Selection Criteria For Liver Transplantation In Hepatocellular Carcinoma Patients

Total hepatectomy with transplantation has been regarded as a solution to HCC in patients with cirrhotic livers when hepatic resection is not feasible (37). The careful selection of patients with smaller HCC lesions and without vascular invasion or extrahepatic disease may lead to a post-transplant survival rate similar to that observed for non-HCC indications. In 1996, Mazzaferro et al. (38) reported excellent survival and recurrence outcomes using defined criteria for the selection of HCC candidates for liver transplantation (evidence Level 4). These criteria are now referred to as the Milan criteria (Table 1A). Specifically, cadaveric liver transplantations were performed in patients with a single (<5 cm) HCC nodule or less than three (<3 cm) HCC nodules. The recurrence rate was 8%, and the four-year, recurrence-free survival rate was 83%. To extend the indications for liver transplantation in HCC patients, the UCSF group modified the above criteria as follows: the solitary tumor < 6.5 cm, or three or fewer nodules with the largest lesion <4.5 cm, and the total tumor diameter < 8 cm.

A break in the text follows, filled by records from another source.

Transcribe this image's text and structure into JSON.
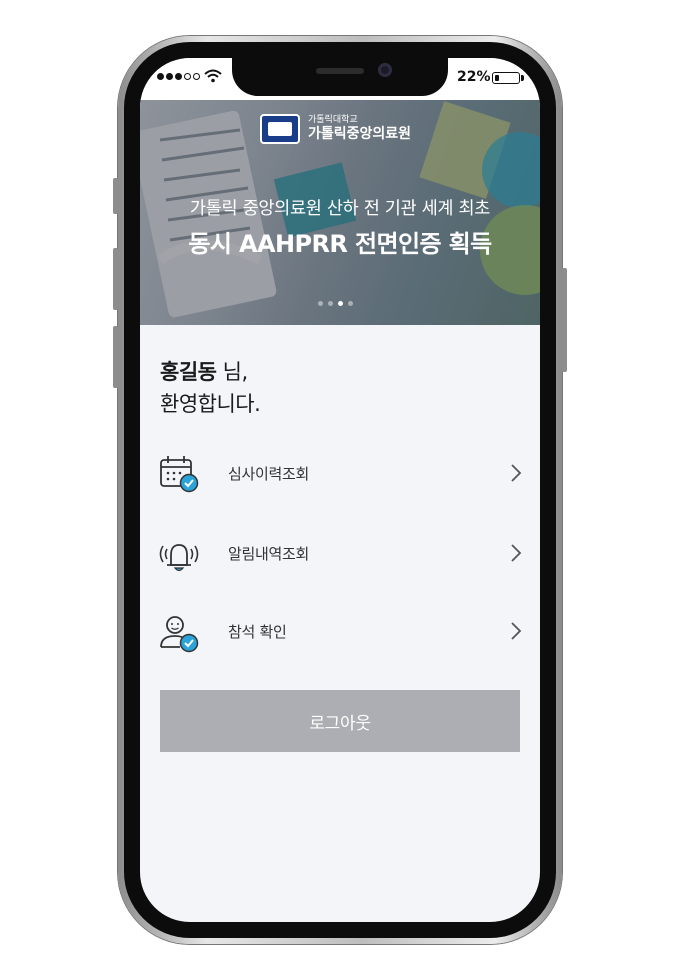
{
  "status_bar": {
    "battery_percent": "22%",
    "battery_level": 0.22
  },
  "banner": {
    "logo_small": "가톨릭대학교",
    "logo_big": "가톨릭중앙의료원",
    "subtitle": "가톨릭 중앙의료원 산하 전 기관 세계 최초",
    "title": "동시 AAHPRR 전면인증 획득",
    "pager": {
      "count": 4,
      "active_index": 2
    }
  },
  "greeting": {
    "user_name": "홍길동",
    "honorific": " 님,",
    "welcome": "환영합니다."
  },
  "menu": {
    "items": [
      {
        "label": "심사이력조회",
        "icon": "calendar-check-icon"
      },
      {
        "label": "알림내역조회",
        "icon": "alarm-bell-icon"
      },
      {
        "label": "참석 확인",
        "icon": "user-check-icon"
      }
    ]
  },
  "logout_label": "로그아웃",
  "colors": {
    "accent": "#2aa3d8",
    "logout_bg": "#acaeb3",
    "screen_bg": "#f4f5f9"
  }
}
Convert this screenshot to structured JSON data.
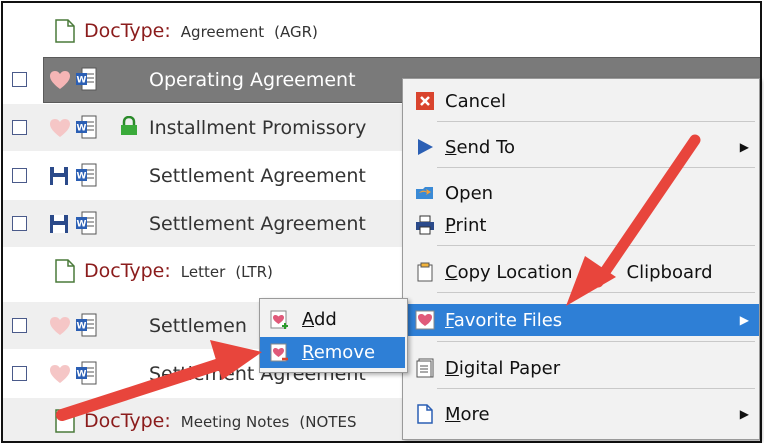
{
  "doctypes": [
    {
      "prefix": "DocType:",
      "name": "Agreement",
      "code": "(AGR)"
    },
    {
      "prefix": "DocType:",
      "name": "Letter",
      "code": "(LTR)"
    },
    {
      "prefix": "DocType:",
      "name": "Meeting Notes",
      "code": "(NOTES"
    }
  ],
  "files": [
    {
      "label": "Operating Agreement"
    },
    {
      "label": "Installment Promissory"
    },
    {
      "label": "Settlement Agreement"
    },
    {
      "label": "Settlement Agreement"
    },
    {
      "label": "Settlemen"
    },
    {
      "label": "Settlement Agreement"
    }
  ],
  "context_menu": {
    "cancel": "Cancel",
    "send_to_u": "S",
    "send_to_rest": "end To",
    "open": "Open",
    "print_u": "P",
    "print_rest": "rint",
    "copy_u": "C",
    "copy_rest": "opy Location",
    "copy_tail": "Clipboard",
    "favorites_u": "F",
    "favorites_rest": "avorite Files",
    "digital_u": "D",
    "digital_rest": "igital Paper",
    "more_u": "M",
    "more_rest": "ore"
  },
  "submenu": {
    "add_u": "A",
    "add_rest": "dd",
    "remove_u": "R",
    "remove_rest": "emove"
  },
  "colors": {
    "highlight": "#2e7fd6",
    "doctype_red": "#8b1c1c",
    "arrow_red": "#e8453c",
    "selected_row": "#7a7a7a"
  }
}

These modified criteria are known as the UCSF criteria. According to Yao et al. (39), the UCSF criteria liberalized the Milan criteria for selecting HCC candidates for transplantation, enabling an additional 23% of HCC candidates to undergo transplantation and obtain an outcome very similar to that of patients who fit the Milan criteria (evidence Level 4).

In living-donor liver transplantation (LDLT), where concerns regarding organ sharing are minimal, the criteria for transplantation have been expanded in Japanese and Western countries (Table 1B) (11). LDLT trials for patients with HCC are now ongoing at Japanese centers. According to a nationwide survey by the Japanese Study Group for Liver Transplantation, 208 patients with HCC had undergone an LDLT as of the end of 2002. So far, the long-term results appear favorable, with a five-year survival rate of 62.0% (40) (evidence Level 4).